第82章―9
後水尾天皇陛下や千姫の血液型は不明の筈だ、というツッコミの嵐が起きそうですが。
違う歴史が流れていること等の影響から、ということで、どうか緩く見て下さい。
そんな健康診断を行った翌日、鷹司(上里)美子は尚侍として宮中に出勤していた。
今上(後水尾天皇)陛下は、美子が夫と共に健康診断に赴いたことを知っていたので、直に声を掛けて来た。
「どうであった。夫婦共に息災であったか」
「はい。尚、お産からも順調に回復しており、5人目を望めるとまで曲直瀬玄朔医師には言われました」
「それは重畳」
美子は、そうやり取りをしながら、改めて考えた。
本当に皇后陛下の千江様は、お気の毒なことになってしまった。
事前に私が知っていれば、とはいえ、そこまではあの時、19歳だった私は気が回らなかったのだ。

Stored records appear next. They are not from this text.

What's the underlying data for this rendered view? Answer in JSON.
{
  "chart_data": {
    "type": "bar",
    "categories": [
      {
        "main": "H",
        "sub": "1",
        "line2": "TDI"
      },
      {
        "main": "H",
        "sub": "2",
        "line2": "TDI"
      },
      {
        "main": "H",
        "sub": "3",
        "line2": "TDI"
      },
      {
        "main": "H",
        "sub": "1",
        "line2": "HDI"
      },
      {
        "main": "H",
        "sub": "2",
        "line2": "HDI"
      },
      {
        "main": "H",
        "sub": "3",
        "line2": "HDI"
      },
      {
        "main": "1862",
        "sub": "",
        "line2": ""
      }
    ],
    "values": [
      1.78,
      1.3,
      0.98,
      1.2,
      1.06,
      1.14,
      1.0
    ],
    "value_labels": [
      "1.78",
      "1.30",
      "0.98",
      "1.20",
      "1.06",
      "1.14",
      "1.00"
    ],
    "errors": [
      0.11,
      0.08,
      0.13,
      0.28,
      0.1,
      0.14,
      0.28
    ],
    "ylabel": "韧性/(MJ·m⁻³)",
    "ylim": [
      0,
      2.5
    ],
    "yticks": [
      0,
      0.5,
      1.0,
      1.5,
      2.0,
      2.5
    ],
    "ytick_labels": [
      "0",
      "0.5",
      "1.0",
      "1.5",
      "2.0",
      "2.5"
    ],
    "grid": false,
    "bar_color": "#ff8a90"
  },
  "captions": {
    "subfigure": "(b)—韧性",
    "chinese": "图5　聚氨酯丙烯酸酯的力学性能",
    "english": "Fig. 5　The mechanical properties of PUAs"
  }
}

あの鷹狩りの後、兎の効果があったのか、皇后陛下も懐妊されたのだが。
結果的には死産だった。
その原因を調べたところ、ABO型不適合妊娠が一因やも、と医師団が診断したのだ。
千江の血液型はO型だった。
一方、今上(後水尾天皇)陛下の血液型はA型だった。
(ちなみに美子の血液型はAB型である)
その結果、胎児がA型の血液型の場合、ABO型不適合妊娠を千江は引き起こしてしまうのだ。
勿論、現実には、そういった血液型の夫婦は沢山いて、必ずしもABO型不適合妊娠による死産等が起きる訳ではなく、むしろ、そこにまでに至る夫婦の方が圧倒的に少ないだろう。
だが、千江と今上(後水尾天皇)陛下の場合は、初産でそうなったことから、余りにも強く印象付けられてしまったのだ。
(尚、この件だが、事実上のかん口令が厳重に敷かれており、流石に徳川家等には伝えられているが、宮中関係者の一部以外には知らされておらず、当然のことながら、いわゆる新聞沙汰にはなっていない。
それこそ死産でさえ、皇后陛下は一時的な体調不良になって静養された、という報道で世間は誤魔化されてしまっている)
とはいえ、それこそ確率論から言えば、千江がO型の子を妊娠する可能性は5割であり、その場合はABO型不適合妊娠は起こらないことになる。
だから、千江は今のところは強気な態度を表向きは崩さず、今度は元気な皇太子を出産したい、と夫や自分に対して言っているのだが。
美子の見るところ、更に今上(後水尾天皇)陛下から美子への内密の手紙で書かれているところによれば、千江は初産がこうなったことに酷い衝撃を受けているようだ。
もし、2回目の妊娠までが同じような結果になったら、、と千江は内心では怖れている。
本当に千江の2回目の妊娠、出産までがそうなってしまったら。
私と言えども、皇統存続の観点から、今上(後水尾天皇)陛下に宮中女官を勧めざるを得なくなる。
その為に一部の宮中女官はいる、と言っても過言ではないのだから。
更に美子が考えることがあった。
もし、千江が元気な男児をこのまま産めなかったら、更にもしものこと、夫が本当に1621年に薨去してしまったら、私は皇統存続の為にも、中宮にならざるを得ないかもしれない。
私の血液型からして、ABO型不適合妊娠の心配は絶無だし、更に夫との間に五体満足の子どもを4人も安産しているのだ。
私が経産婦であることに難色を示す者がいるかもしれないが。
今上(後水尾天皇)陛下が強い意向で、摂家の一つである九条家の娘である私、美子を中宮にしたい、朕には皇子が未だにいないが、美子はこれまでのことからして、元気な皇子を産んでくれるだろう、と言えば、誰が反対を貫けるだろうか。
反対を貫ける者がいる筈もない。
皇統存続というのは、それだけ重いことなのだから。
美子は、自分でも考えを先走りさせ過ぎた、と考えたが。
その一方で、千江が無事に皇子を産むことを、心から願わざるを得なかった。
美子はABO型不適合妊娠の危険を考えなかったことを後悔していた。
感想を読んだことから補足説明を。
ABO型不適合妊娠をしたからといって、死産に至ることはまずありません。
実際、私が調べる限り、死産の多くが原因不明のようです。
とはいえ、皇后陛下の死産を原因不明として済ませる訳にも行かず、ABO型不適合妊娠が一因やも、と医師団が診断したことから、話中のような事態が引き起こされました。
更に言えば、初産がそうなったことが、更に騒動を大きくする事態になっています。